Some people are never satisfied. On Wednesday, chancellor George Osborne confirmed that the West Yorkshire Combined Authority (WYCA; metropolitan Leeds, basically) was going to get its own dose of devolution (yay!). Now the people in charge of that city region are going round saying the deal was, basically, a bit rubbish (boo).

Here’s Peter Box, the Wakefield councillor who chairs the WYCA:

The deal is disappointing and doesn’t match the scale of our ambition. It undermines the government’s claim to want a strong Northern powerhouse. If we are to turn that into a reality we need real devolution, including fiscal devolution, to enable us to bring about a step change in the City Region’s economy.


And here’s councillor Keith Wakefield, the leader of Leeds City council (yes, that is his name, we checked):

This does not match our ambitions for the people of Leeds and the city region.  We were promised by the deputy prime minister that there would be no strings attached in relation to governance models so we are disappointed by the lack of devolution on transport and housing investment powers.

This miserable response to ostensibly good news might in part reflect the fact that there’s an election looming: both Wakefield and Box are Labour members.

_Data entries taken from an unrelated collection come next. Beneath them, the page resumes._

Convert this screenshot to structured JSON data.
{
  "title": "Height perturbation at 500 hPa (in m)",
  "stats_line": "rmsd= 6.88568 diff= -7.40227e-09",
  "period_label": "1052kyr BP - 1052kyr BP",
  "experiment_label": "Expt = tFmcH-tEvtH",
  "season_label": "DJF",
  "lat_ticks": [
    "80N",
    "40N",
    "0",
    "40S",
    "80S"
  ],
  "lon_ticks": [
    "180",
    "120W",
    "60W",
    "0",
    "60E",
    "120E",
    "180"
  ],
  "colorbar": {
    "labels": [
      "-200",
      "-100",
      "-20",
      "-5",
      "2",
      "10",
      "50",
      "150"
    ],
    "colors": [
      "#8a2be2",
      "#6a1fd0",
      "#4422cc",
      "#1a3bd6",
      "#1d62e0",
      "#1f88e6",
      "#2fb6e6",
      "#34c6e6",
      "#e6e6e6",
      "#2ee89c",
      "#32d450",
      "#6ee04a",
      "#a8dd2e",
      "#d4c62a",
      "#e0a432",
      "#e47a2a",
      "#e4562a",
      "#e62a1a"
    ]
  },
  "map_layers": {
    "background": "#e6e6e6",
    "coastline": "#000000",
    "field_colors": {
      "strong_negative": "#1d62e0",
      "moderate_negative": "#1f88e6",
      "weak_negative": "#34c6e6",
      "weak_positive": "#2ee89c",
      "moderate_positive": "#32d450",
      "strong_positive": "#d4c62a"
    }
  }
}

But that didn’t stop Greater Manchester’s Labour-dominated councils from waxing lyrical about how wonderful George Osborne had been for the region (something that apparently annoyed the Westminster Labour party no end), so there’s clearly something else going on.

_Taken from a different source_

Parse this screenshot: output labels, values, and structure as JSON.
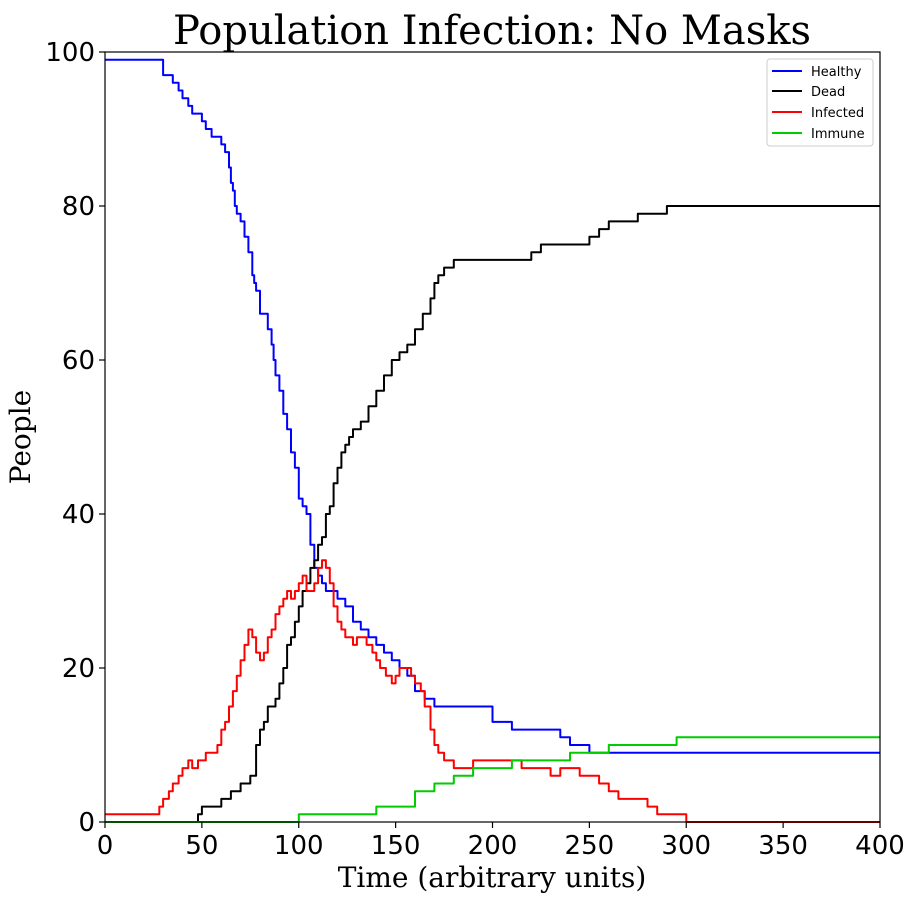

Actually, it likely reflects the toothlessness of the settlement on offer. The deal, engineered largely by deputy prime minister and Yorkshire MP Nick Clegg, includes a bigger role for the city over skills funding and business support. It also includes a “different working relationship” with bodies including the Homes and Communities Agency, Highways England and Network Rail.

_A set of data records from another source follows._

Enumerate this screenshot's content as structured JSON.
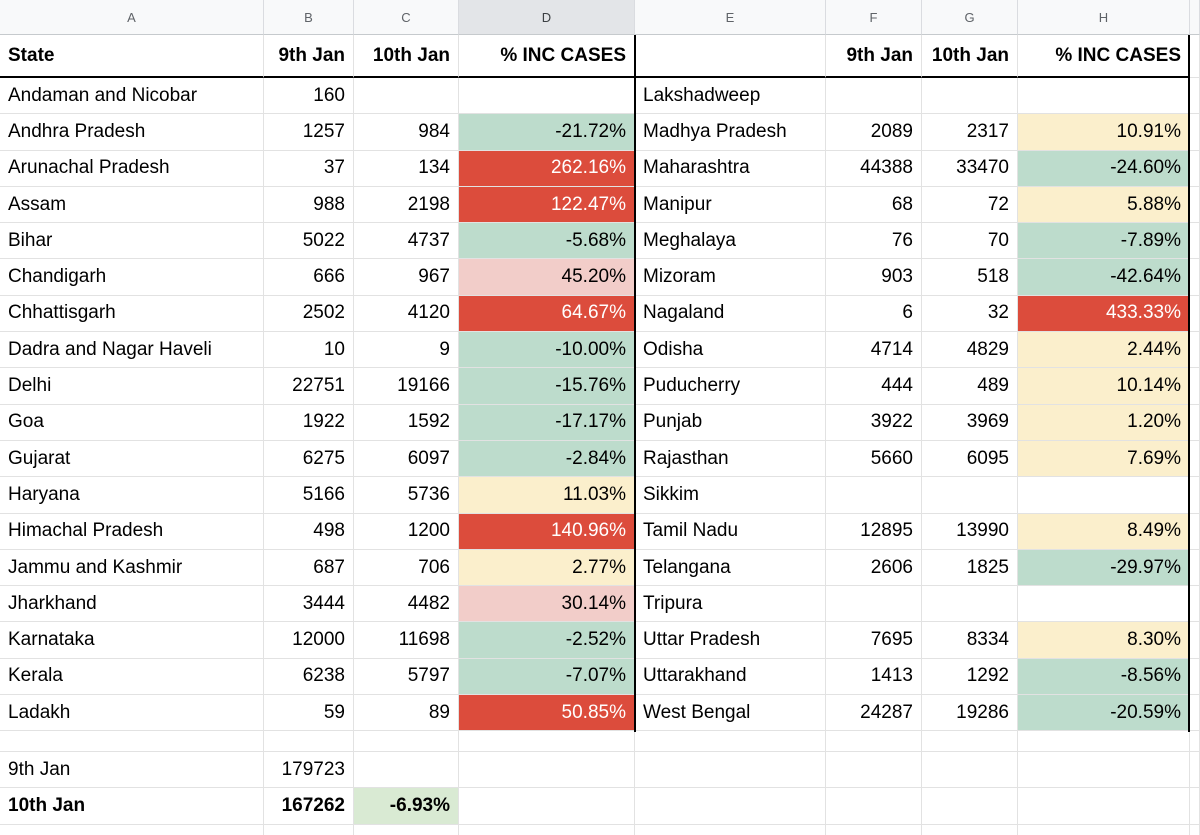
{
  "sheet": {
    "column_letters": [
      "A",
      "B",
      "C",
      "D",
      "E",
      "F",
      "G",
      "H"
    ],
    "selected_column_letter": "D",
    "left_header": [
      "State",
      "9th Jan",
      "10th Jan",
      "% INC CASES"
    ],
    "right_header": [
      "",
      "9th Jan",
      "10th Jan",
      "% INC CASES"
    ],
    "rows": [
      {
        "l": [
          "Andaman and Nicobar",
          "160",
          "",
          ""
        ],
        "lc": "",
        "r": [
          "Lakshadweep",
          "",
          "",
          ""
        ],
        "rc": ""
      },
      {
        "l": [
          "Andhra Pradesh",
          "1257",
          "984",
          "-21.72%"
        ],
        "lc": "green",
        "r": [
          "Madhya Pradesh",
          "2089",
          "2317",
          "10.91%"
        ],
        "rc": "yellow"
      },
      {
        "l": [
          "Arunachal Pradesh",
          "37",
          "134",
          "262.16%"
        ],
        "lc": "red",
        "r": [
          "Maharashtra",
          "44388",
          "33470",
          "-24.60%"
        ],
        "rc": "green"
      },
      {
        "l": [
          "Assam",
          "988",
          "2198",
          "122.47%"
        ],
        "lc": "red",
        "r": [
          "Manipur",
          "68",
          "72",
          "5.88%"
        ],
        "rc": "yellow"
      },
      {
        "l": [
          "Bihar",
          "5022",
          "4737",
          "-5.68%"
        ],
        "lc": "green",
        "r": [
          "Meghalaya",
          "76",
          "70",
          "-7.89%"
        ],
        "rc": "green"
      },
      {
        "l": [
          "Chandigarh",
          "666",
          "967",
          "45.20%"
        ],
        "lc": "pink",
        "r": [
          "Mizoram",
          "903",
          "518",
          "-42.64%"
        ],
        "rc": "green"
      },
      {
        "l": [
          "Chhattisgarh",
          "2502",
          "4120",
          "64.67%"
        ],
        "lc": "red",
        "r": [
          "Nagaland",
          "6",
          "32",
          "433.33%"
        ],
        "rc": "red"
      },
      {
        "l": [
          "Dadra and Nagar Haveli",
          "10",
          "9",
          "-10.00%"
        ],
        "lc": "green",
        "r": [
          "Odisha",
          "4714",
          "4829",
          "2.44%"
        ],
        "rc": "yellow"
      },
      {
        "l": [
          "Delhi",
          "22751",
          "19166",
          "-15.76%"
        ],
        "lc": "green",
        "r": [
          "Puducherry",
          "444",
          "489",
          "10.14%"
        ],
        "rc": "yellow"
      },
      {
        "l": [
          "Goa",
          "1922",
          "1592",
          "-17.17%"
        ],
        "lc": "green",
        "r": [
          "Punjab",
          "3922",
          "3969",
          "1.20%"
        ],
        "rc": "yellow"
      },
      {
        "l": [
          "Gujarat",
          "6275",
          "6097",
          "-2.84%"
        ],
        "lc": "green",
        "r": [
          "Rajasthan",
          "5660",
          "6095",
          "7.69%"
        ],
        "rc": "yellow"
      },
      {
        "l": [
          "Haryana",
          "5166",
          "5736",
          "11.03%"
        ],
        "lc": "yellow",
        "r": [
          "Sikkim",
          "",
          "",
          ""
        ],
        "rc": ""
      },
      {
        "l": [
          "Himachal Pradesh",
          "498",
          "1200",
          "140.96%"
        ],
        "lc": "red",
        "r": [
          "Tamil Nadu",
          "12895",
          "13990",
          "8.49%"
        ],
        "rc": "yellow"
      },
      {
        "l": [
          "Jammu and Kashmir",
          "687",
          "706",
          "2.77%"
        ],
        "lc": "yellow",
        "r": [
          "Telangana",
          "2606",
          "1825",
          "-29.97%"
        ],
        "rc": "green"
      },
      {
        "l": [
          "Jharkhand",
          "3444",
          "4482",
          "30.14%"
        ],
        "lc": "pink",
        "r": [
          "Tripura",
          "",
          "",
          ""
        ],
        "rc": ""
      },
      {
        "l": [
          "Karnataka",
          "12000",
          "11698",
          "-2.52%"
        ],
        "lc": "green",
        "r": [
          "Uttar Pradesh",
          "7695",
          "8334",
          "8.30%"
        ],
        "rc": "yellow"
      },
      {
        "l": [
          "Kerala",
          "6238",
          "5797",
          "-7.07%"
        ],
        "lc": "green",
        "r": [
          "Uttarakhand",
          "1413",
          "1292",
          "-8.56%"
        ],
        "rc": "green"
      },
      {
        "l": [
          "Ladakh",
          "59",
          "89",
          "50.85%"
        ],
        "lc": "red",
        "r": [
          "West Bengal",
          "24287",
          "19286",
          "-20.59%"
        ],
        "rc": "green"
      }
    ],
    "summary": {
      "row_9th": {
        "label": "9th Jan",
        "total": "179723",
        "pct": ""
      },
      "row_10th": {
        "label": "10th Jan",
        "total": "167262",
        "pct": "-6.93%"
      }
    }
  },
  "colors": {
    "red": "#dc4c3c",
    "pink": "#f2cdc9",
    "green": "#bddccc",
    "yellow": "#fbefcc",
    "summary_green": "#d9ead3",
    "header_bg": "#f8f9fa",
    "selected_header_bg": "#e3e5e8",
    "grid_line": "#e2e2e2",
    "border_black": "#000000"
  }
}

It’s not that there are strings attached, particularly, it’s just that there’s not all that much there to attach them to

What this means is that the city will be able to play a bigger role in the planning of local transport and housing policies. But it’ll still be forced to work with other, central government agencies, rather than determining them singlehandedly. And what it definitely can’t do is raise its own tax base to spend as it sees fit.

It’s not that there are strings attached, particularly, it’s just that there’s not all that much there to attach them to. So, Leeds’ boss Wakefield (yes, we’re still enjoying that) doesn’t think this is good enough to make up for, well, everything else the government has done:

…it is no compensation for the £470m of cuts that our councils have had to deliver and it falls far short of our ambition to shape our own economic destiny and create the 62,000 jobs that the people and businesses of Leeds and the city region need.

Basically, despite Clegg’s promises, Leeds is finding that it’s still looking longingly across the Pennines at a city which really is being given control of its own destiny. Looks like Manchester is about to switch from being one of those cities that looks resentfully at London, to one of those cities all the others resent.